Camping did name dates, but he was more careful than he was portrayed in some stories. Camping warned his followers that his predictions could be wrong and told them not to sell their belongings.
But Camping’s predictions were spread on billboards, T-shirts, bumper stickers and radio broadcasts, getting out his message in a way that most groups haven’t been able to, so he drew quite a bit of attention. Camping died in 2013 at 92.
McCann, a father of four from Darby Borough, Pa., believed Camping’s predictions back in 2011, according to the Philadelphia Daily News. At the time, he told his 150 followers that he thought it was their last Sunday.
McCann’s group is small, reporting just $94,915 in revenue to the Internal Revenue Service in 2013. The organization took in about $900,000 in contributions between 2007 and 2011, with contributions increasing leading up to 2011, the Daily News reported.
The group, which meets once a month, received about $361,000 in contributions in 2011, compared with about $94,000 in 2012, according to their recent tax filings. McCann did not appear to take a salary in 2011 and 2012, but in 2013, he reported an annual compensation of $33,325.
Zeke Piestrup, a documentary filmmaker who created the film “Apocalypse Later” about Camping’s ministry, said most of the excitement surrounding Camping switched over to McCann because McCann provided a specific date.
“These concepts are super popular among Americans, but it’s funny how angry people can get at date setters,” Piestrup said. “There’s always human fallout and blame.”
McCann believes that God used the initial date of May 21, 2011, to devote 1,600 days to decide which non-churchgoers to save, which is why he landed on Oct. 7, 2015. McCann’s predictions are based partly on the blood moon — a lunar eclipse combined with a super moon, which took place Sept. 27.
“God destroyed the first Earth with water, by a flood, in the days of Noah. And he says he’ll not do that again, not by water. But he does say in 2nd Peter 3 that he’ll destroy it by fire,” McCann told the Guardian.
Calls and e-mails to McCann and his group were not returned immediately Wednesday.
“There’s a strong likelihood that this will happen,” McCann told the Guardian. “Which means there’s an unlikely possibility that it will not.”
There have been four blood moons within 18 months occurring during Jewish holidays. Several books last year tried to capitalize on the blood moon events, including “Blood Moons: Decoding the Imminent Heavenly Signs” by Washington state author Mark Biltz, and “Four Blood Moons: Something Is About to Change” by Texas megachurch pastor John Hagee, which was on bestseller lists.
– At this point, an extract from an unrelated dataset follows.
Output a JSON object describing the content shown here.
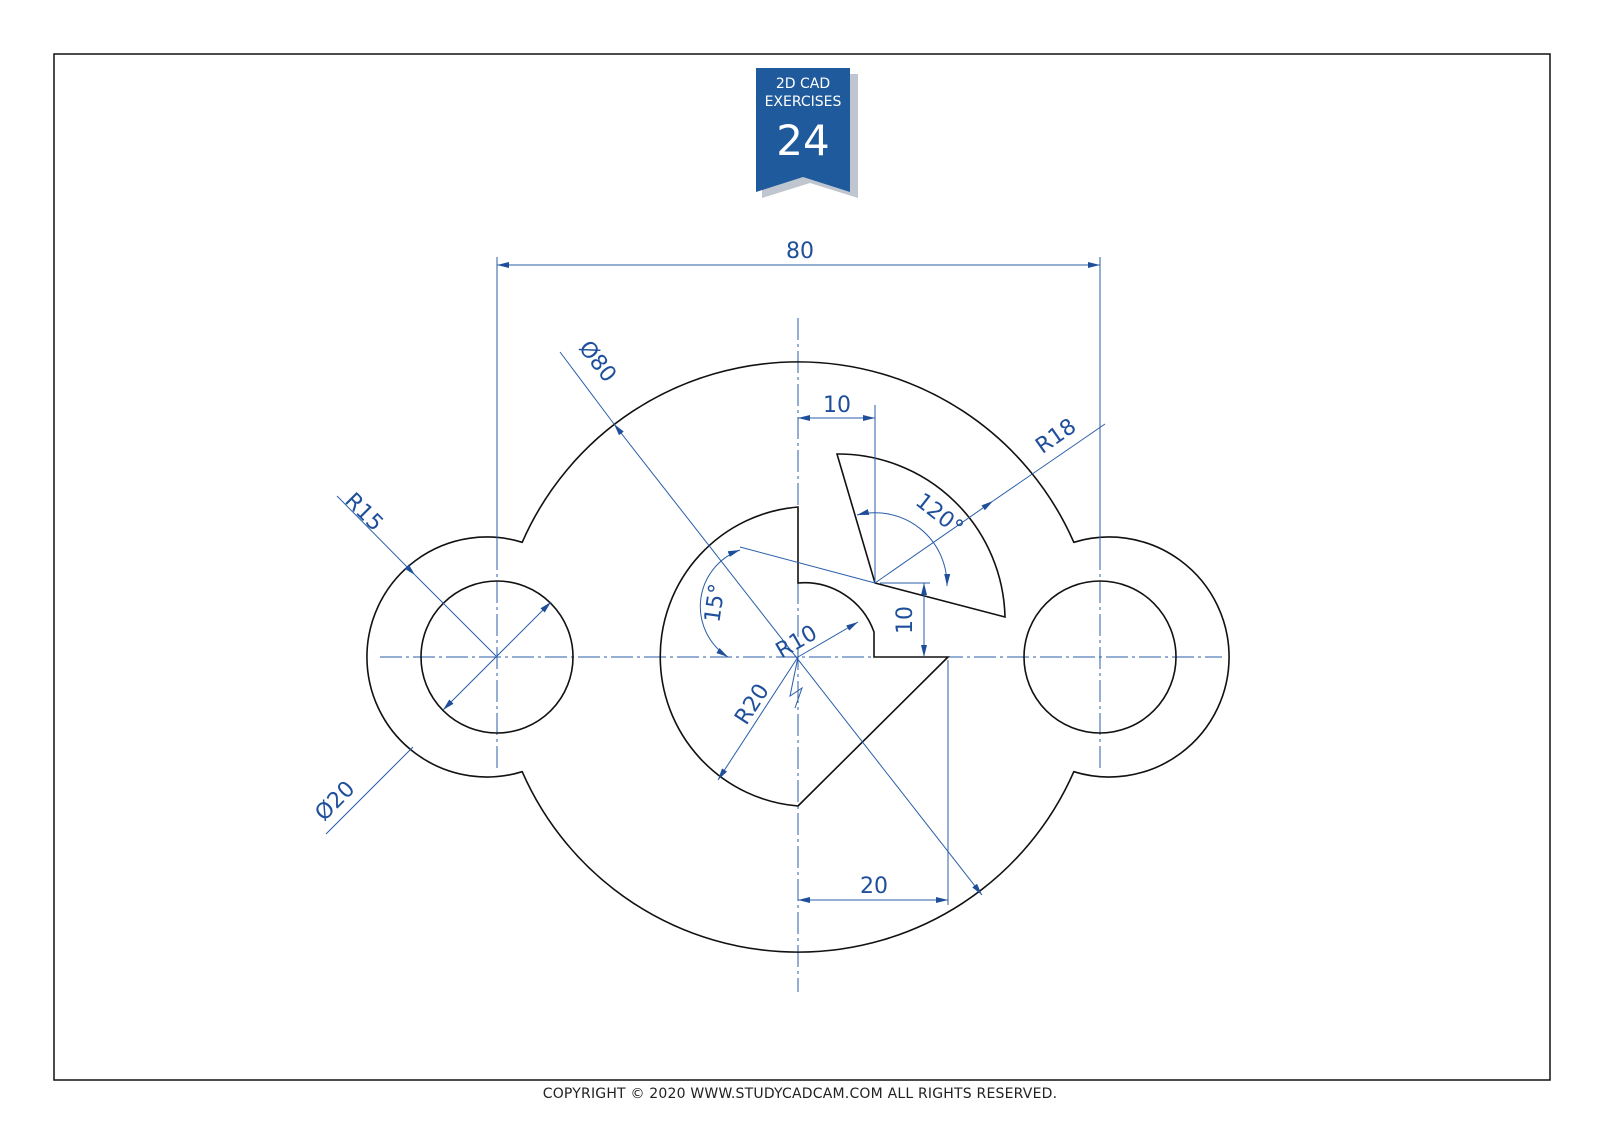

There are at least two major blood moon references in the Bible: “The sun shall be turned into darkness, and the moon into blood, before the great and terrible day of the Lord,” from Joel 2:31, and “The sun shall be turned into darkness, and the moon into blood, before the great and notable day of the Lord,” in Acts 2:20.
About 40 percent of Americans believe Jesus is coming back before 2050, compared with 46 percent of the public which does not believe the same thing, according to a Pew Research Center study in 2010.
The Guardian’s article about McCann’s predictions began to draw quite a bit of attention Tuesday, even though McCann’s group is relatively small and unknown in the United States and his predictions were not widely publicized before Tuesday. For whatever reason, the British enjoy watching Americans’ apocalyptic predictions, which feeds a larger interest in apocalyptic narratives, said Matthew Sutton, a history professor at Washington State University and author of “American Apocalypse.”
“There’s an American’s fascination with these things,” Sutton said. “It gives us an escape from the horrors of the world to see someone’s imaginary horrors of the world.”